Ascension by Brian K. Fuller
My rating: 3.5 of 5 stars
Series: The Trysmoon Saga (Book #1 of 4)
Genre: Fantasy, Epic Fantasy
Pages: 377 pages (US Kindle edition)
Published: 11th November 2014 by Brian K. Fuller (Indie)
Good, familiar, and also surprising classic fantasy take.
The Trysmoon Saga by Brian Fuller is a series that has been annually recommended to me by my friend & co-blogger—TS—for three years now. I honestly don’t have any very specific reason why it took me so long to get to this one except that the TBR-mountain increases at an astonishing rate; I’m glad I finally had the time to read through this one. Before you start reading this book, you should first know that The Trysmoon Saga series is actually one big standalone book (roughly 440k words) divided into four parts; Ascension is the first part. You definitely shouldn’t expect a self-contained story in this installment; Ascension consists of 23 chapters, and the first chapter in the next installment starts from chapter 24 instead of chapter 1.
“You will find that those who have been taught to read and think have a different look to their eyes than those that haven’t.”
Gen is an orphan and a bard’s apprentice. His hands were supposed to be used to play lutes and his voices for songs. As you can probably expect, sudden and harsh circumstances force him to pick up a sword and become a warrior instead. That’s the premise of this book, and as you can probably guess, this is a classic fantasy filled with tropes written with a modern writing style. An orphan/farm boy, prophecies, training montage, and hint of grand adventures; these are something that I love in fantasy, and Fuller did a lot of things right by these tropes while making sure that his story never feels derivative. I’m actually pleasantly surprised by some of the events that happened in Ascension. The world-building—although it relied on plenty of info-dumps—was intriguing; the training montage and the swordfights, in particular, were incredibly well-implemented into the narrative, and I genuinely wish there were more of them.
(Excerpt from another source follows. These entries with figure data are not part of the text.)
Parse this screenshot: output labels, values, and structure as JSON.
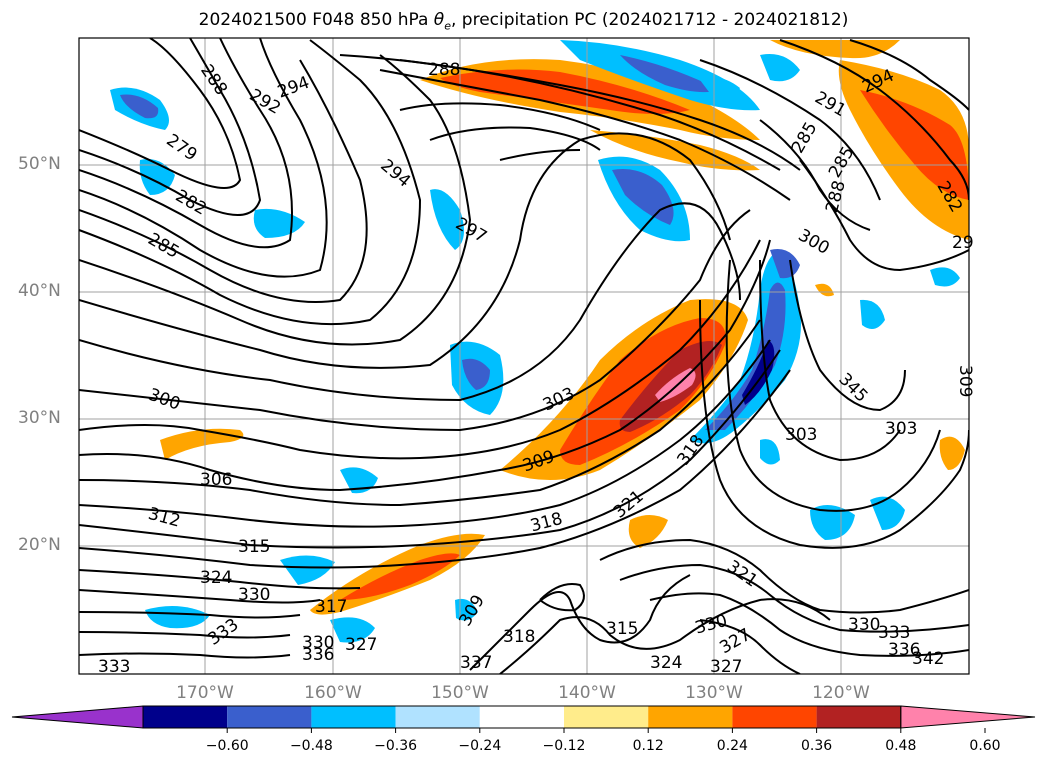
{
  "title": "2024021500 F048 850 hPa θe, precipitation PC (2024021712 - 2024021812)",
  "title_parts": {
    "prefix": "2024021500 F048 850 hPa ",
    "theta": "θ",
    "sub": "e",
    "suffix": ", precipitation PC (2024021712 - 2024021812)"
  },
  "lat_labels": [
    "50°N",
    "40°N",
    "30°N",
    "20°N"
  ],
  "lon_labels": [
    "170°W",
    "160°W",
    "150°W",
    "140°W",
    "130°W",
    "120°W"
  ],
  "colorbar": {
    "ticks": [
      "−0.60",
      "−0.48",
      "−0.36",
      "−0.24",
      "−0.12",
      "0.12",
      "0.24",
      "0.36",
      "0.48",
      "0.60"
    ],
    "colors": [
      "#9932cc",
      "#00008b",
      "#3a5fcd",
      "#00bfff",
      "#b0e2ff",
      "#ffffff",
      "#ffec8b",
      "#ffa500",
      "#ff4500",
      "#b22222",
      "#ff82ab"
    ]
  },
  "contour_labels": [
    "288",
    "292",
    "294",
    "279",
    "282",
    "285",
    "294",
    "297",
    "288",
    "291",
    "294",
    "285",
    "285",
    "288",
    "282",
    "29",
    "300",
    "300",
    "303",
    "309",
    "306",
    "312",
    "315",
    "324",
    "330",
    "333",
    "317",
    "327",
    "330",
    "336",
    "337",
    "333",
    "318",
    "321",
    "318",
    "321",
    "327",
    "315",
    "318",
    "324",
    "330",
    "327",
    "330",
    "333",
    "336",
    "342",
    "345",
    "303",
    "303",
    "309",
    "309"
  ]
}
“Gen could not fathom ever plucking the lute strings again, much less singing. Music required some depth of feeling from which to be born, and revenge was all he could find in an otherwise vacant heart.”
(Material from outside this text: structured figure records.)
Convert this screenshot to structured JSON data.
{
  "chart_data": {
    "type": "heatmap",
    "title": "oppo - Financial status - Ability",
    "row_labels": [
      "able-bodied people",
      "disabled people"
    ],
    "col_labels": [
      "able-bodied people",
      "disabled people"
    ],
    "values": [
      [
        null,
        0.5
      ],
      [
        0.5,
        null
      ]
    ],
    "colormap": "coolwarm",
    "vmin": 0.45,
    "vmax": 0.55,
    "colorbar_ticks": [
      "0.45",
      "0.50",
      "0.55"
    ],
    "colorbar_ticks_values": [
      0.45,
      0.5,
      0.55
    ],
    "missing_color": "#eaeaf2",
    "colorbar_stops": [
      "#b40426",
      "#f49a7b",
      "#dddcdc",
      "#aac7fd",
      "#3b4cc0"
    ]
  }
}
Unfortunately, there were several aspects in the book that prevent me from enjoying it further. Fuller’s simple prose did flows well, but for reasons I can’t seem to fathom, he uses some odd writing choices that distracted my immersion a lot. One of the most noticeable examples is he won’t stick with one nickname for Torbrand Khairn. In one sentence, Torbrand is called the Shadan, then he’s called Torbrand in the next sentence, and then he’s called Khairn at the next sentence. This went on for a while during Gen’s POV, and it became annoying quickly. Stick with one nickname unless there’s a purpose in switching the character’s nickname in the narrative. This, however, is a minor issue compared to my other problem with the book; I don’t care about the rest of the characters.
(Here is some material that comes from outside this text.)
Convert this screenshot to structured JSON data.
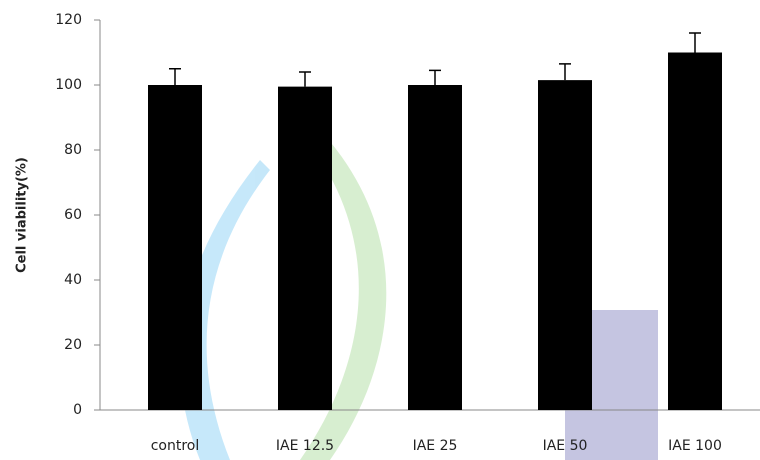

“We are inspired to act by many things, but if what inspires our actions be evil, then what apparent good they accomplish will rot and come to evil purpose. It may not be readily apparent, but the law of Eldaloth is that pure good can only proceed from pure motive.”
As I said, the action scenes were magnificent. I loved Gen; his characterizations were well-written, and although I prefer his training montage to be longer, his forced ascension to a stronger power that allows him to deliver satisfying retaliation wowed me. But he was the only character that I’m invested in throughout the whole book. It also doesn’t help that in the second half of the story, Gen had very few POV chapters. Yes, the story still revolves around him, but the three female POV characters he met in the second half, all of them became infatuated by his muscle and prowess upon their first encounter. I’m not sure yet about this, but I foresee a love triangle, or even quadruple, between Gen and these female characters in future installments. It would be so bad if that’s true because two of the female characters are mother and daughter.
“‘What is honorable must be revered and defended, regardless of where it is found. Baseness must be despised—and fought—wherever it is found.’”
I may have sounded more negative than positive in this review, but the real reading experience actually speaks the other way around; I just couldn’t talk about some positive specifics due to spoiler reasons. Fuller did mention on his website that out of all his books, The Trysmoon Saga is the only one that’s targeted for YA readers, and I’m totally not the target audience; YA fantasy in general just doesn’t work for me. That being said, Trysmoon: Ascension is overall a great first part of the Trysmoon Saga. Even though some execution of the story and narrative did fall a bit short for me, I definitely enjoyed reading the ode to classic fantasy, the characterizations of Gen, his harsh training sequences, and the battle scenes. I probably will not continue to the next parts anytime soon; I highly suggest you check out TS’ review for a more positive spoiler-free overview of the series.